Untitled is one of a series of 12 works combining images and
text which Simpson completed in the fall of 2001. Each uses the same
images, but arranged differently and with different text. All are titled “Untitled”
with intriguing phrases in parentheses, such as “cabin in the sky” or “guess
who’s coming to dinner” or “the bride or the beloved.” MAG’s the
failure of Sylvester, according to the accompanying label, refers to a
young African-American, the model for a painting by Robert Henri. Sylvester has
fallen asleep—has ‘failed’ as a model. Simpson includes words and phrases
in her work that are allusions to mainstream perceptions of the
African-American and are often drawn from film, popular culture and personal
narrative. She chooses these for the body of Untitled:
the failure of Sylvester
octoroon two old women minnie
woman holding a jug self portrait troubador self portrait self portrait artist’s life no. 1 nude john
brown mom and dad I’ve been in some big towns constance jeannie mable two girls family no. 9 wanted poster no. 3 man
standing on his head wanted poster no.
17 harriet willy j
What meaning can we
make? “Self portrait” is repeated three times—is this a clue?

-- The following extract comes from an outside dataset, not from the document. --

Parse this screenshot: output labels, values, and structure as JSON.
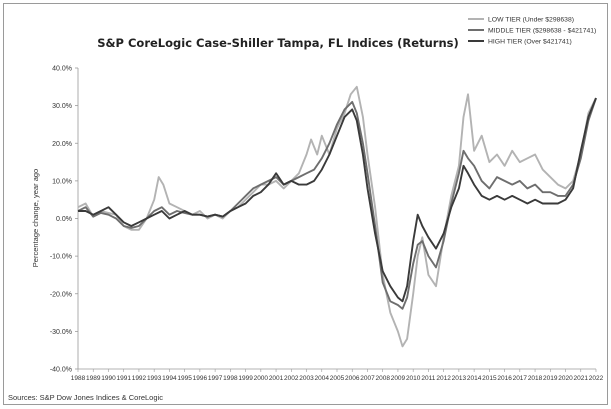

Maybe. “Octoroon” is a term for someone who has one black great grandparent and
no other black ancestors. Look at the purposeful arrangement of
images again. Seven black and white images in a rectangle plus four in
shadow and one blank square. Do the four in shadow represent a quadroon?
Does the blank square represent the eventual loss of black identity? Is
it helpful to know that Simpson’s partner is artist photographer James
Casebere, a Caucasian, and they are the parents of daughter Zora Simpson
Casebere? Too literal an interpretation? Your turn to try.
********
In asking us to examine how we
read others through physical characteristics, clothing, gesture, Simpson’s work
can be compared on gallery tours to that of Jaune Quick-to-See Smith’s Famous
Names (98.39). Smith uses collaged photos to show stereotyped
ways white culture has viewed Native Americans and she uses text to show the
names Native Americans give one another.
Source: Gumbo Ya
Ya: Anthology of Contemporary African-American Women Artists (various
authors); Henry M. Sayre, A World of Art; exhibition catalogue Centric
38: Lorna Simpson, University Art Museum, California State University Long
Beach, 1990; “Turning Down the Stereotypes,” ARTNews, September 2002;
“Fragmented Documents,” selections from The Art Institute of Chicago “African-Americans
in Art”, Museum Studies; “Questioning Documentary,” Aperture No. 112, Fall
1988; various museum and gallery websites.